Going Global: Yes or No?

Center Rock Inc.




Source: Reprinted with permission from Center Rock, Inc.

Brandon Fisher, the founder of Center Rock Inc., is shown on the left side in the picture. The man to his right is Richard Soppe, the senior drilling application engineer. The number 33 is the number of Chilean miners who were rescued in 2010. Brandon and his company, now at seventy-five employees, are true American heroes.

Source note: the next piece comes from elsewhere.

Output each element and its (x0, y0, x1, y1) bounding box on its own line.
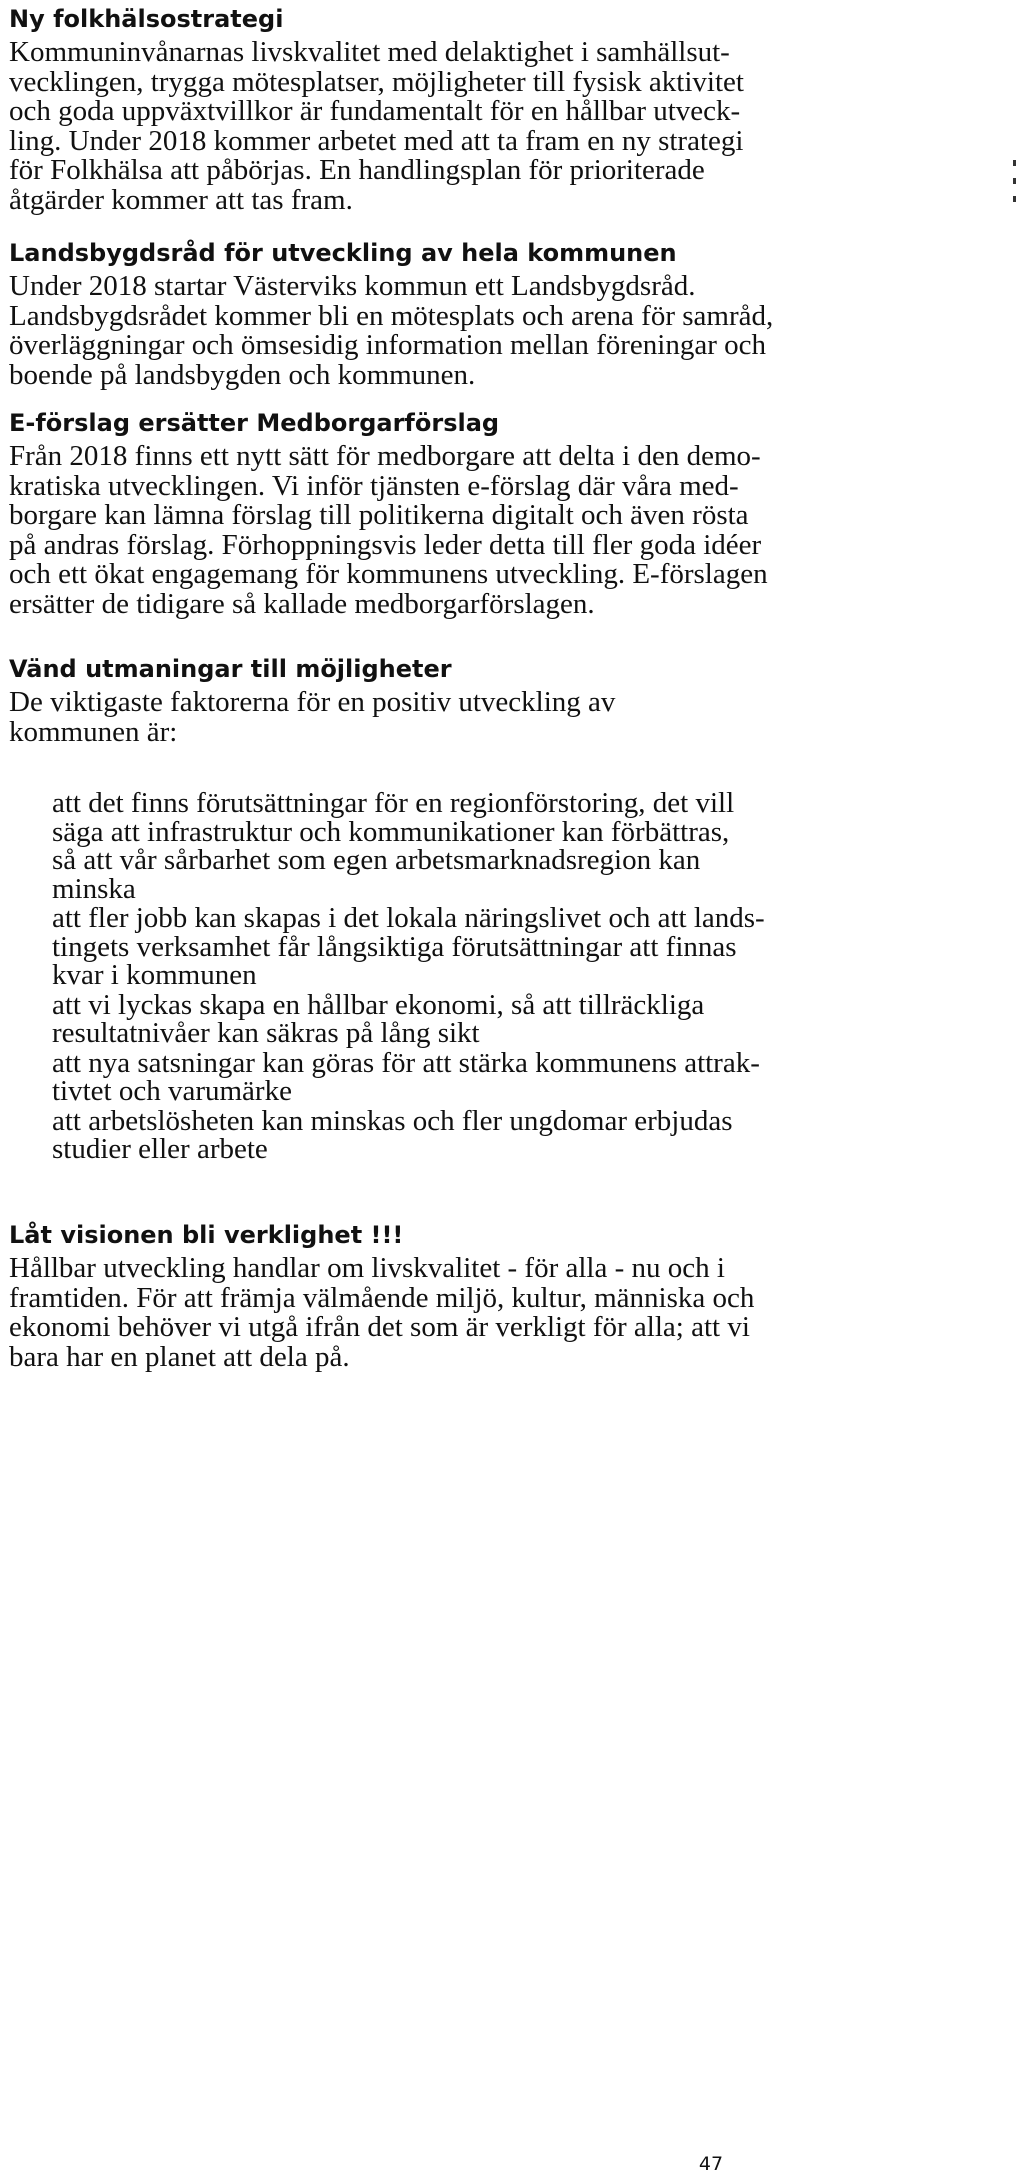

Center Rock manufactures and distributes a complete line of air drilling tools and products. At its state-of-the-art manufacturing facility in Pennsylvania, they build stock and made-to-order products that are used by leading drilling, oil and gas, foundation, construction, roadway, and mining contractors across North America, Europe, Asia, Russia, and Australia. Fisher entered the global market four years ago as a way to expand the business. He was able to finance the expansion internally, so financing was not an issue.

Center Rock Inc., founded in 1998 by then twenty-six-year-old Brandon Fisher, began as a drilling company. He designed and built his own horizontal drilling rig and, shortly thereafter, began focusing on making Center Rock an air and rock drilling supplier and manufacturer. He recognized the need for a manufacturing company that was reactive to customer needs, with innovative products and 24/7 customer service and support. Working with his high-tech engineering and design team, Fisher created a company different from its competitors with its unique products and service capabilities.

“I love what I do,” says Fisher. “There is always a challenge in this industry to find new ways to drill into the earth, and the challenge feeds the excitement.” [1]

[1] “About Us,” Center Rock Inc., accessed February 7, 2012,www.centerrock.com/content/about-us; e-mail correspondence with Brandon Fisher, July 28, 2011.